Blitzscaling_notes.pdf

Notes


Introduction

The first software company to achieve a critical mass can dominate its industry for a long time.

The Internet = zero-marginal-cost distribution.

The ability to reach millions (or billions) of users and service their needs with software, at nearly no marginal cost, creates situations where a powerful company becomes ever more powerful through positive feedback loops. These second-order effects include network effects, virality.

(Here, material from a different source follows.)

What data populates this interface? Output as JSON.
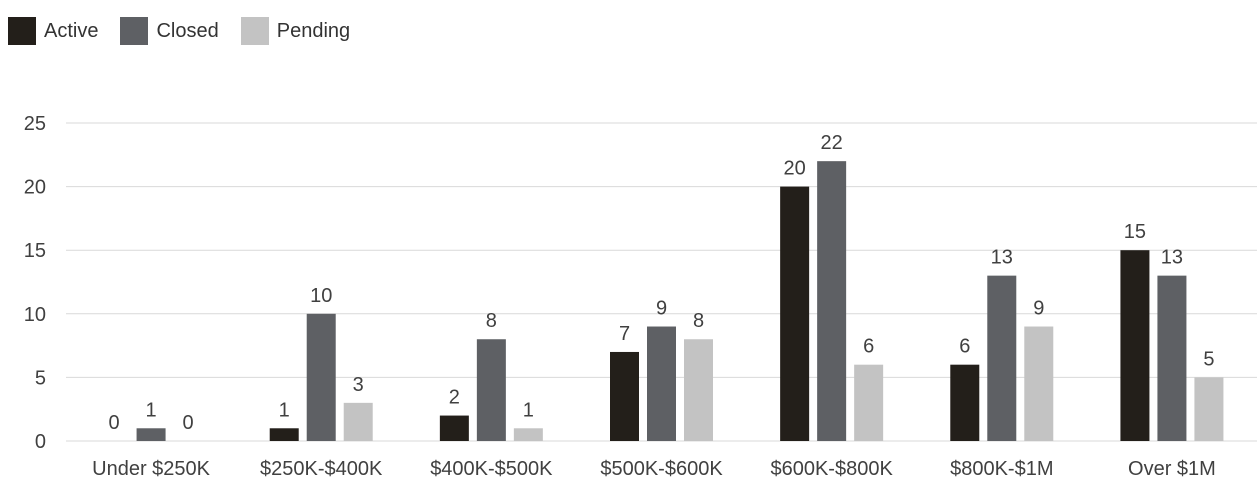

While similar positive feedback loops have led to massive organizations for millenia – see the Roman Empire, Rockefeller’s Standard Oil, and Microsoft – the Internet has dramatically shortened the feedback loop iteration time and enabled unprecedented global scale.

Thus, for companies vying for market dominance, it’s imperative to move fast and take on large risk, or forever lose the fight. Blitzscaling covers important questions:


1: What is Blitzscaling?

Traditional business strategy involves gathering information and making decisions with a certain degree of confidence. Take calculated risks that you can measure and afford. Prioritize correctness and efficiency over speed.

But in certain markets today, this is too slow. The risk isn’t inefficiency – the risk is playing it too safe. If you win, efficiency isn’t important; if you lose, efficiency is irrelevant. “Second prize is steak knives. Third prize is you’re fired.”

Blitzscaling drives fast growth by prioritizing speed over efficiency, even in an environment of uncertainty. When you blitzscale, you make decisions before knowing exactly how things will play out. You accept the risk of making mistakes and operating inefficiently, in exchange for moving faster.